MCU Bootloaders: Resisting shutdowns

2024-11-10 Back to blog list

In the previous article, I introduced microcontrollers and how their limitations make it tricky to update them remotely, as well as what my own bootloader, called Polyboot, aims to do: reliably update boards with multiple microcontrollers.

However, to be able to reliably update multiple microcontrollers, we first need to be able to reliably update a single microcontroller. So let’s see how this is done!

This article is going to be more technical than the previous one. You should still hopefully be able to follow if you have a programming or mathematical background :)

Copies, copies everywhere

The challenge today is for our bootloader to be able to withstand a sudden, unexpected shutdown, while it tries to perform its update.

An unexpected shutdown?!

It’s likely that a microcontroller will be running off of a battery, especially since it can be very power efficient. We don’t want our device to brick itself if the battery ever runs out of charge, so we’ll need to carefully design our algorithm.

To become this resilient, there must always exist a copy of the data that we need on the flash. This is a pretty intuitive requirement: if at any point in time, some of the data needed only exists within RAM, then an unexpected shutdown at that point in time will cause issues.

A microcontroller juggling spheres, until its power is cut off and they fall to the ground. Not a great time to do something critical.

The naive solution is to simply copy the new version on top of the old one. If the device suddenly shuts down, then we can simply start the copy from zero and overwrite the partially-copied application.

This works fine, until a buggy version is pushed to the device and bricks it.
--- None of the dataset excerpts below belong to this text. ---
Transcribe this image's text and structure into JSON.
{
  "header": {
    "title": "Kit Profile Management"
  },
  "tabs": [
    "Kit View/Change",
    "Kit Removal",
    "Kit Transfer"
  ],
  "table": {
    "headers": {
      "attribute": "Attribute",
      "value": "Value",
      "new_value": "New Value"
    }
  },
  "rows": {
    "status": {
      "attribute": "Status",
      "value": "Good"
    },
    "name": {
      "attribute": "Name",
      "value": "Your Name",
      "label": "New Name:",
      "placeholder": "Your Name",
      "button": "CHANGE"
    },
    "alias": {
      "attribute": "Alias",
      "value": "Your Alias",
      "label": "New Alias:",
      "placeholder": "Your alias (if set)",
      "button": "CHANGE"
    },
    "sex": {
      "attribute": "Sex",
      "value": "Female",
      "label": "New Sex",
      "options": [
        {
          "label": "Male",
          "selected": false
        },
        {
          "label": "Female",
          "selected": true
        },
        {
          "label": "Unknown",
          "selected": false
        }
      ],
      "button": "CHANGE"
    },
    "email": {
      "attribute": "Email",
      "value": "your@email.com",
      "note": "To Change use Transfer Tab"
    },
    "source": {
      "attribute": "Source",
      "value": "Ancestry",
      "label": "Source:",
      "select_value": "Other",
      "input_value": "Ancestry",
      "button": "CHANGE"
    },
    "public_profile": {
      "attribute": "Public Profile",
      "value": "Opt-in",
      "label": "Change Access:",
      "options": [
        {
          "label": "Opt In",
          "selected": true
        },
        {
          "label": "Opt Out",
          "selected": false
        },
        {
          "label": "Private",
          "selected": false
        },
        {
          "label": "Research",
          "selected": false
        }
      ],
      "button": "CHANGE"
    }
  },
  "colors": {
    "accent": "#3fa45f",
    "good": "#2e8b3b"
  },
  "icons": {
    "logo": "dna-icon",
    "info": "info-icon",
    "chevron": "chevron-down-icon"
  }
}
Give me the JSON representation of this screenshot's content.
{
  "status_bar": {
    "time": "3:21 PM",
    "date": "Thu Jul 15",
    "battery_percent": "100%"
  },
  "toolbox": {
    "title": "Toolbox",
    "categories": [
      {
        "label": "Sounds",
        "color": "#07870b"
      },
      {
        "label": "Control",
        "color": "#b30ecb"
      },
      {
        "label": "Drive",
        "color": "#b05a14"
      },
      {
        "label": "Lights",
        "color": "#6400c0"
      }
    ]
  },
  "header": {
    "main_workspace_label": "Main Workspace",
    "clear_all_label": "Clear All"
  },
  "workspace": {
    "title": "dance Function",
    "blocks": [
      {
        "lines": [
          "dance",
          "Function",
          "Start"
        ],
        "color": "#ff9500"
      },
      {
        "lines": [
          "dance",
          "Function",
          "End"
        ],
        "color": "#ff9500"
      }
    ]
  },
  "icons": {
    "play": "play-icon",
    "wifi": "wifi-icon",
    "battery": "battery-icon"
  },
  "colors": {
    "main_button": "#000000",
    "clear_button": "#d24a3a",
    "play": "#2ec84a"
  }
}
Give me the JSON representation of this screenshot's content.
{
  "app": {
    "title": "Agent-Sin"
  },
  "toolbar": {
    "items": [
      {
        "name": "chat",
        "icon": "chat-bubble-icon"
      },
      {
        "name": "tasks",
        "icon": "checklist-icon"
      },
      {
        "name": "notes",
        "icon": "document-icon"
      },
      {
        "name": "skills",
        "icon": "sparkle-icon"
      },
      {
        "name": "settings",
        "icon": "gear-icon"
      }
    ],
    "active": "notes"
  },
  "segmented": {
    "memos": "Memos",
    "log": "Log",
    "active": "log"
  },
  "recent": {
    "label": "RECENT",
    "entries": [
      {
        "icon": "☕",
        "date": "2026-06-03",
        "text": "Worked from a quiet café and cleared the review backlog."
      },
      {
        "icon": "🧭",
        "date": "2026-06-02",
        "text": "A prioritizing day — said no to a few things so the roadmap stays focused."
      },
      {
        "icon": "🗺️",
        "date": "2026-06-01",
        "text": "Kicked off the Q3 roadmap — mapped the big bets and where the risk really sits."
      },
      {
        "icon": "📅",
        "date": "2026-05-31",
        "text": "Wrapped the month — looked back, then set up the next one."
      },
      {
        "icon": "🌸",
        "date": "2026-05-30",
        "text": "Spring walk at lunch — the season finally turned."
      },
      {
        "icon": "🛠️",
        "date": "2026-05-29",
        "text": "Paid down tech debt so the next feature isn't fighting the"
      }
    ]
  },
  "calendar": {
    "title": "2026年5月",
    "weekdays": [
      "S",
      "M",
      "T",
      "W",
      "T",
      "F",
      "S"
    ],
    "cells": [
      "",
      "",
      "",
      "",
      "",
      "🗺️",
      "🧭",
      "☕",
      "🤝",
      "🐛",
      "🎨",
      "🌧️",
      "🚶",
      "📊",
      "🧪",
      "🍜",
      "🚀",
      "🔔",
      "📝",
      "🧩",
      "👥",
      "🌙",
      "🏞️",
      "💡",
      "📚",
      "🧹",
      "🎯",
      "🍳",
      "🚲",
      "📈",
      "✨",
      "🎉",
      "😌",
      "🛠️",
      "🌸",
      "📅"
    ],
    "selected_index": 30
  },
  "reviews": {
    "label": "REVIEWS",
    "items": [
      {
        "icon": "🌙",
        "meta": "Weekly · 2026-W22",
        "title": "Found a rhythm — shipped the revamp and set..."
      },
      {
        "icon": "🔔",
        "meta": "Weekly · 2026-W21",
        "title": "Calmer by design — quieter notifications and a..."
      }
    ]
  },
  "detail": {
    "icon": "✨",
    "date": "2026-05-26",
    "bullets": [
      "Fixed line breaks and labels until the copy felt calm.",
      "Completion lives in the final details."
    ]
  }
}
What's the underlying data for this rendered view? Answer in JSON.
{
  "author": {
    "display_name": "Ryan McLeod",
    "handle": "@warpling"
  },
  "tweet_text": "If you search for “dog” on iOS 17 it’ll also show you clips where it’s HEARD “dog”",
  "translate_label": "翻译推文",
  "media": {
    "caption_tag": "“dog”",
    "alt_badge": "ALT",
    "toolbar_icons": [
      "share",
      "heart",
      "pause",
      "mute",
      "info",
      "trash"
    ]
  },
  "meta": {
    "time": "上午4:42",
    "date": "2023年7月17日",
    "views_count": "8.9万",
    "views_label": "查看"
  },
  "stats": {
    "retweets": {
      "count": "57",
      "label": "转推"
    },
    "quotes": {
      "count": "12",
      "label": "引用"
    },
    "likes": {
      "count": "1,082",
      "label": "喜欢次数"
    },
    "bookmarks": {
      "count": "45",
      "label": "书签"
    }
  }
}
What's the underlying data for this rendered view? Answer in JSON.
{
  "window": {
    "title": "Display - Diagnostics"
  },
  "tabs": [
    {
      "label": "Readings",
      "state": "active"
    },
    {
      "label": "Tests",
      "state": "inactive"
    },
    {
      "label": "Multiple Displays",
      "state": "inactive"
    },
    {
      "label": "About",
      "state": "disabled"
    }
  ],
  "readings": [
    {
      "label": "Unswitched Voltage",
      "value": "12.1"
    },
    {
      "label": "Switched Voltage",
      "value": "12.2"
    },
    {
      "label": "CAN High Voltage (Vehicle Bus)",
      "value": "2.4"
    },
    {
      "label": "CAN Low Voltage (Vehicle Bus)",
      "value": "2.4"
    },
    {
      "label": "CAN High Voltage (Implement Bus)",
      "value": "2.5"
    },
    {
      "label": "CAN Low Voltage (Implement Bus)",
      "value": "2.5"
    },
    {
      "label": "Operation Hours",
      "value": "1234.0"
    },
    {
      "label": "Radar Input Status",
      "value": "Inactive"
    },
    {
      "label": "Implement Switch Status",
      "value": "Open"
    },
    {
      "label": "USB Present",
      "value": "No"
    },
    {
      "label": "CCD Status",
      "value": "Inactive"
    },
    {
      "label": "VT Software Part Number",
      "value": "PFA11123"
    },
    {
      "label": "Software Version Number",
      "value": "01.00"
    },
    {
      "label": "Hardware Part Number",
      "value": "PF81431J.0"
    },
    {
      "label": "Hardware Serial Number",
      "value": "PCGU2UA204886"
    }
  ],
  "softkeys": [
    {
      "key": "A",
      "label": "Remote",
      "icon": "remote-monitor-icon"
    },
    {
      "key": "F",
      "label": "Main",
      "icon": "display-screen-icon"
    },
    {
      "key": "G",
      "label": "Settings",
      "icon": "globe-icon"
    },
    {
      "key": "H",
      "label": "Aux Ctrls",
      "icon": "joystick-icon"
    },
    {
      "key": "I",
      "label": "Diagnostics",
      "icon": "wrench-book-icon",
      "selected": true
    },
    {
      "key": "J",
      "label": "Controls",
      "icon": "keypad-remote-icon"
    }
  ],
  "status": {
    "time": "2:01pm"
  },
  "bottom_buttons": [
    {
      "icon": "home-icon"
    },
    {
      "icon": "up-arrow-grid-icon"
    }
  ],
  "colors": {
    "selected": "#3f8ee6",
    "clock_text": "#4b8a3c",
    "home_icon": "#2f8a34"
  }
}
If that ever happens (or rather, when that happens), you won’t have any other version to fall back to.

Why not first make a copy of the old version?

That would work, but now your application may only use a third of the available space, while the other two thirds are reserved for the new version and a copy of the old version. If you only had 1MB of storage in your microcontroller, you went from having a comfortable 500KB of usable space to only 333KB. Ouch!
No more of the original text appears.